The optimists in Liverpool detected a positive change of language in Gordon Brown’s TUC speech. Even as he played the media game in order to outflank the Tories by using the word “cuts” – five times, just so there was no room for confusion – the Prime Minister spoke about Labour priorities.
He spoke of more spending for council housing, international “blacklisting” of “uncooperative” tax exiles, of international action to tackle bank bonuses and the protection of frontline services. The day before the latest unemployment figures rose again, he sought to define not just the nature of those cuts but the next general election when he said the choice would be between “Labour who will not put the recovery at risk, will protect and improve frontline services and make the right choices for low and middle income families…and a Conservative Party [which] would reduce public services now and immediately make across the board spending cuts to pay for tax cuts for the wealthiest few”. The choice, he said, would be between Labour and Tory instincts.
The optimists believed that Mr Brown had finally seen the way ahead was to recognise the 1997 alliance with the Tory middle class was over and that the time had come to address and help the people who matter most to Labour. But even the optimists were unanimous in the view that it is madness to make cuts in a recession and that to do so would actually end up hurting the very people Mr Brown is pledged to protect.
It is no wonder trade union leaders left Liverpool in defiant trepidation. Just exactly what is a “lower priority budget” or a “realistic” public sector pay settlement, or an “unproductive asset” that can be sold off so effortlessly? Why was there nothing but a spooky silence on the privatisation of public services? Mr Brown was buying time on all these questions until the pre-Budget statement in November.

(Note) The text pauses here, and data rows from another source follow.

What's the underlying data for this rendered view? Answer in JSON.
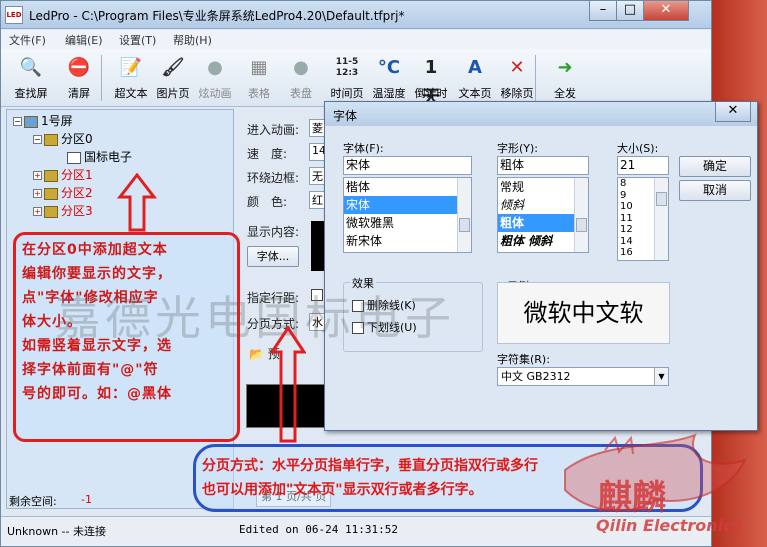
{
  "window": {
    "title": "LedPro - C:\\Program Files\\专业条屏系统LedPro4.20\\Default.tfprj*",
    "app_icon": "LED"
  },
  "title_buttons": {
    "minimize": "–",
    "maximize": "□",
    "close": "✕"
  },
  "menu": [
    "文件(F)",
    "编辑(E)",
    "设置(T)",
    "帮助(H)"
  ],
  "toolbar": [
    {
      "label": "查找屏",
      "icon": "magnifier-icon",
      "glyph": "🔍"
    },
    {
      "label": "清屏",
      "icon": "stop-icon",
      "glyph": "⛔"
    },
    {
      "label": "超文本",
      "icon": "hypertext-icon",
      "glyph": "📝"
    },
    {
      "label": "图片页",
      "icon": "picture-icon",
      "glyph": "🖌"
    },
    {
      "label": "炫动画",
      "icon": "animation-icon",
      "glyph": "●"
    },
    {
      "label": "表格",
      "icon": "table-icon",
      "glyph": "▦"
    },
    {
      "label": "表盘",
      "icon": "clock-dial-icon",
      "glyph": "●"
    },
    {
      "label": "时间页",
      "icon": "time-icon",
      "glyph": "11-5\n12:3"
    },
    {
      "label": "温湿度",
      "icon": "temperature-icon",
      "glyph": "°C"
    },
    {
      "label": "倒计时",
      "icon": "countdown-icon",
      "glyph": "1天"
    },
    {
      "label": "文本页",
      "icon": "text-icon",
      "glyph": "A"
    },
    {
      "label": "移除页",
      "icon": "remove-icon",
      "glyph": "✕"
    },
    {
      "label": "全发",
      "icon": "send-all-icon",
      "glyph": "➜"
    }
  ],
  "tree": {
    "root": "1号屏",
    "zone0": "分区0",
    "item": "国标电子",
    "zone1": "分区1",
    "zone2": "分区2",
    "zone3": "分区3"
  },
  "note1": [
    "在分区0中添加超文本",
    "编辑你要显示的文字，",
    "点\"字体\"修改相应字",
    "体大小。",
    "如需竖着显示文字，选",
    "择字体前面有\"@\"符",
    "号的即可。如：@黑体"
  ],
  "props": {
    "enter_anim": "进入动画:",
    "enter_anim_val": "菱",
    "speed": "速　度:",
    "speed_val": "14",
    "border": "环绕边框:",
    "border_val": "无",
    "color": "颜　色:",
    "color_val": "红",
    "display": "显示内容:",
    "font_btn": "字体...",
    "spacing": "指定行距:",
    "paging": "分页方式:",
    "paging_val": "水",
    "preview": "预"
  },
  "status": {
    "remain_label": "剩余空间:",
    "remain_value": "-1",
    "conn": "Unknown -- 未连接",
    "edited": "Edited on 06-24 11:31:52",
    "page": "第 1 页/共 页"
  },
  "dialog": {
    "title": "字体",
    "close": "✕",
    "font_label": "字体(F):",
    "font_value": "宋体",
    "font_list": [
      "楷体",
      "宋体",
      "微软雅黑",
      "新宋体"
    ],
    "style_label": "字形(Y):",
    "style_value": "粗体",
    "style_list": [
      "常规",
      "倾斜",
      "粗体",
      "粗体 倾斜"
    ],
    "size_label": "大小(S):",
    "size_value": "21",
    "size_list": [
      "8",
      "9",
      "10",
      "11",
      "12",
      "14",
      "16"
    ],
    "ok": "确定",
    "cancel": "取消",
    "effects": "效果",
    "strike": "删除线(K)",
    "underline": "下划线(U)",
    "sample_label": "示例",
    "sample_text": "微软中文软",
    "charset_label": "字符集(R):",
    "charset_value": "中文 GB2312"
  },
  "note2": [
    "分页方式：水平分页指单行字，垂直分页指双行或多行",
    "也可以用添加\"文本页\"显示双行或者多行字。"
  ],
  "watermark": "嘉德光电国标电子",
  "logo": {
    "cn": "麒麟",
    "en": "Qilin Electronics"
  },
  "colors": {
    "note_red": "#d01818",
    "note_blue": "#2a52c8",
    "select": "#3399ff"
  }
}
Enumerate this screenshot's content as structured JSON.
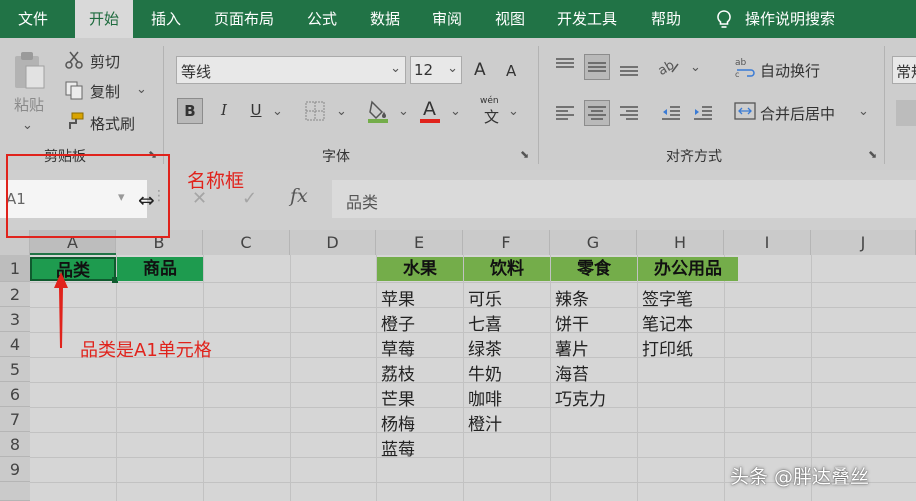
{
  "menu": {
    "tabs": [
      "文件",
      "开始",
      "插入",
      "页面布局",
      "公式",
      "数据",
      "审阅",
      "视图",
      "开发工具",
      "帮助"
    ],
    "active_index": 1,
    "search_label": "操作说明搜索"
  },
  "ribbon": {
    "clipboard": {
      "paste": "粘贴",
      "cut": "剪切",
      "copy": "复制",
      "format_painter": "格式刷",
      "label": "剪贴板"
    },
    "font": {
      "font_name": "等线",
      "font_size": "12",
      "grow": "A",
      "shrink": "A",
      "bold": "B",
      "italic": "I",
      "underline": "U",
      "fill_letter": "A",
      "wen": "wén",
      "wen_char": "文",
      "label": "字体"
    },
    "alignment": {
      "wrap_text": "自动换行",
      "merge_center": "合并后居中",
      "label": "对齐方式"
    },
    "number": {
      "format": "常规"
    }
  },
  "formula_bar": {
    "name_box": "A1",
    "fx": "fx",
    "content": "品类"
  },
  "annotations": {
    "name_box_label": "名称框",
    "cell_label": "品类是A1单元格"
  },
  "grid": {
    "columns": [
      "A",
      "B",
      "C",
      "D",
      "E",
      "F",
      "G",
      "H",
      "I",
      "J"
    ],
    "rows": [
      "1",
      "2",
      "3",
      "4",
      "5",
      "6",
      "7",
      "8",
      "9"
    ],
    "header_row": {
      "A": "品类",
      "B": "商品",
      "E": "水果",
      "F": "饮料",
      "G": "零食",
      "H": "办公用品"
    },
    "col_E": [
      "苹果",
      "橙子",
      "草莓",
      "荔枝",
      "芒果",
      "杨梅",
      "蓝莓"
    ],
    "col_F": [
      "可乐",
      "七喜",
      "绿茶",
      "牛奶",
      "咖啡",
      "橙汁"
    ],
    "col_G": [
      "辣条",
      "饼干",
      "薯片",
      "海苔",
      "巧克力"
    ],
    "col_H": [
      "签字笔",
      "笔记本",
      "打印纸"
    ]
  },
  "watermark": "头条 @胖达叠丝",
  "colors": {
    "excel_green": "#217346",
    "header_green": "#1e9b4f",
    "light_green": "#74ad4a",
    "annotation_red": "#e0231c"
  }
}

Just a couple of months ago, the Prime Minister declared that the clear difference between Labour and the Tories is that Labour would stand for investment and the Conservatives for cuts. It has not been the economic climate that has changed so significantly since then but the political winds that have made preparedness to make cuts an electoral virility test; winds one again driven by the Tories. A readiness to use one specific four-letter word is no substitute for bold, distinctive policies.